Cette diversification des pôles associés se poursuit dans des perspectives allant d’une combinaison à la fois géographique et documentaire en vue d’aboutir à un meilleur maillage du territoire, à des pôles associés audiovisuels ou encore vers une coopération dans le domaine de la numérisation, celle des publications des société savantes, par exemple, mine de renseignements pour la connaissance du XIXe au milieu du XXe siècle, et dont la BnF ne possède que 60 à 70 % des documents.
La numérisation
La numérisation fut d’ailleurs le thème central des ateliers de réflexion de l’après-midi, faisant suite à la problématique ouverte par Véronique Chatenay-Dolto, adjoint au Directeur du livre et de la lecture. Les avancées technologiques offertes par la numérisation sont incontestables. Même si l’on ne peut pas la considérer comme un procédé de conservation, elle réduit la consultation des documents fragiles, qui sont ainsi épargnés. La numérisation offre, de plus, une grande capacité de stockage, et elle permet la recherche et l’intervention sur les documents. Enfin, et ce n’est pas le moindre de ses avantages, elle démultiplie l’accès aux documents, en particulier l’accès à distance.
Cela ne va pas sans poser des difficultés. La numérisation nécessite en effet des langages de description normalisés, dont l’adoption doit s’inscrire dans un cadre européen et mondial. Les documents numérisés ne devraient pas s’adresser à la seule recherche mais atteindre aussi le grand public.
Le dernier point abordé par Véronique Chatenay-Dolto concerna les solutions juridiques à prévoir. Celles-ci devront tenir compte du légitime souci de rendre ces documents accessibles au plus grand nombre tout en respectant les ayants droit.

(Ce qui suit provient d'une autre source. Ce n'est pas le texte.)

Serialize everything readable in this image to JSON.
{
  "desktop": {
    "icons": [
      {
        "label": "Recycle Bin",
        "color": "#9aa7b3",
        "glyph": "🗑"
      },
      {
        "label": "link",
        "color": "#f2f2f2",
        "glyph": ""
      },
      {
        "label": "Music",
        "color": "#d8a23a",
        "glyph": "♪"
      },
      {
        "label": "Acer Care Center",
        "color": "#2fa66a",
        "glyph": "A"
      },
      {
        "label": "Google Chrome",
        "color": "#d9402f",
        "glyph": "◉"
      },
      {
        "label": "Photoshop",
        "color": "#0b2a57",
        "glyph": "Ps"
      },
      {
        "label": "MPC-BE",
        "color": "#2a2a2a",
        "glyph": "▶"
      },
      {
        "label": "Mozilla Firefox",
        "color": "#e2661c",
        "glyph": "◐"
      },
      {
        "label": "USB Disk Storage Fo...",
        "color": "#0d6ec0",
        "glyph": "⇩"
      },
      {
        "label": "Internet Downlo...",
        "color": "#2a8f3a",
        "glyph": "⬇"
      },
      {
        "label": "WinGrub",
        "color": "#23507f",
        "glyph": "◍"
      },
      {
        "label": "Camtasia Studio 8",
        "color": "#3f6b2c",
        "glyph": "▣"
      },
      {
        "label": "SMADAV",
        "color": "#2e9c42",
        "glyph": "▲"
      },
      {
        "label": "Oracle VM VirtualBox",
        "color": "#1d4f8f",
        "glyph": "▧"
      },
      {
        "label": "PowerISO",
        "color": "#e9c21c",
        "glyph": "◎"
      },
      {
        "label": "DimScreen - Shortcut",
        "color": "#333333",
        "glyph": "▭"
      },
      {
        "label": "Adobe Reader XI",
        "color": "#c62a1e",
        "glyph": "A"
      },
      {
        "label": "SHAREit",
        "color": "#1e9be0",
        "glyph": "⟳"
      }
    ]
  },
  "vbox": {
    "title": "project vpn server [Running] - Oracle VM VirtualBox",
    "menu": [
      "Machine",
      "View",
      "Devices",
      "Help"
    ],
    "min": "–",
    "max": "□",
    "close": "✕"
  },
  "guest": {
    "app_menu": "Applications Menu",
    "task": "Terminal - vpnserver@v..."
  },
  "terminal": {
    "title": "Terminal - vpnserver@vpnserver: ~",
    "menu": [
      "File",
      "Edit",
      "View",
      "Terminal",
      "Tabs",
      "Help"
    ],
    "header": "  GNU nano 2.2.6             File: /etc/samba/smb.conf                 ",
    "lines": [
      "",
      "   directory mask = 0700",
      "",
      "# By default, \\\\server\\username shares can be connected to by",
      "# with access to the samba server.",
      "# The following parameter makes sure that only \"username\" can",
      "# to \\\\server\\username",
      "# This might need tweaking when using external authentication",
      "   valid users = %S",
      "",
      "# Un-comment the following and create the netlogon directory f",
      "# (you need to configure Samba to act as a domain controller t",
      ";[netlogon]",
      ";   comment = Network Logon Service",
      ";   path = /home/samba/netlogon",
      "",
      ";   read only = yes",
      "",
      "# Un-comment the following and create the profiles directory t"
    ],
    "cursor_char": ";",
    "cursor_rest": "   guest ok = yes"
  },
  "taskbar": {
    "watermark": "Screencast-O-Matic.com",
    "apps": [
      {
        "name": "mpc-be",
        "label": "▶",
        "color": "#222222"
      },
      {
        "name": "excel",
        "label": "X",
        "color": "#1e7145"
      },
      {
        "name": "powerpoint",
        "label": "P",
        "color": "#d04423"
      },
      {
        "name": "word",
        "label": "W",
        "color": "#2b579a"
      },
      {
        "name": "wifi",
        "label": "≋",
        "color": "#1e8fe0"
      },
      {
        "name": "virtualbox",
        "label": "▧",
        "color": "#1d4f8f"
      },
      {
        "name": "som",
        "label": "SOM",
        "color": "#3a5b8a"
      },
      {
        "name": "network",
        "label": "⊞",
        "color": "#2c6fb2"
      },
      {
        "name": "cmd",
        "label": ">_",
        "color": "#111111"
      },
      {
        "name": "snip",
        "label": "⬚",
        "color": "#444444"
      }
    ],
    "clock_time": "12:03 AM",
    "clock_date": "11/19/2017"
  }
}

Ce qui fait préférer, dans un premier temps, la numérisation des œuvres libres de droit.
Intérêt et contraintes
Dans l’atelier intitulé « La numérisation : intérêt et contraintes », il fut vite évident que la numérisation de documents n’était pas une chose que l’on entreprenait à la légère. Les choix techniques sont importants. Il faut, en effet : choisir entre une numérisation en mode texte ou en mode image, entre une sous-traitance ou un travail en interne ; veiller à la qualité du document de départ, car elle influe sur la qualité de lecture ; prévoir des chemins d’accès rapides et clairs ; savoir que les images prennent énormément de place, même si on a recours à la compression ; utiliser des formats normalisés pour les rendre utilisables, sinon à quoi bon les avantages de la numérisation qui sont d’être accessibles au plus grand nombre ; identifier et décrire les documents numérisés, car ce sont les seuls moyens de les retrouver ; surveiller en permanence la conservation des données, car la pérennité des supports n’est pas établie… Tous ces choix et traitements pèsent lourd sur le plan financier.
Les autres ateliers se sont penchés sur les projets en cours de numérisation de documents spécialisés, sur l’harmonisation nationale des collections virtuelles et sur l’audiovisuel et la numérisation. Les principaux points évoqués portaient sur les critères de choix des documents à numériser, les questions juridiques soulevées par la numérisation, la nécessité de cadrer les initiatives et la place à occuper au niveau européen et international.
Une volonté politique forte en ce domaine, espérée par certains, fut assurée par Catherine Trautmann, ministre de la Culture et de la Communication, qui redit la volonté de l’État de soutenir financièrement les programmes de numérisation des communes. Le ministre conclut sur le rôle des bibliothèques dans l’aide à la familiarisation du plus grand nombre aux nouvelles formes d’accès au savoir.
Cette journée d’étude a été la preuve, si besoin était, que les idées ne manquent pas pour structurer le paysage documentaire français et une nouvelle rencontre, l’an prochain, s’est déjà profilée 2.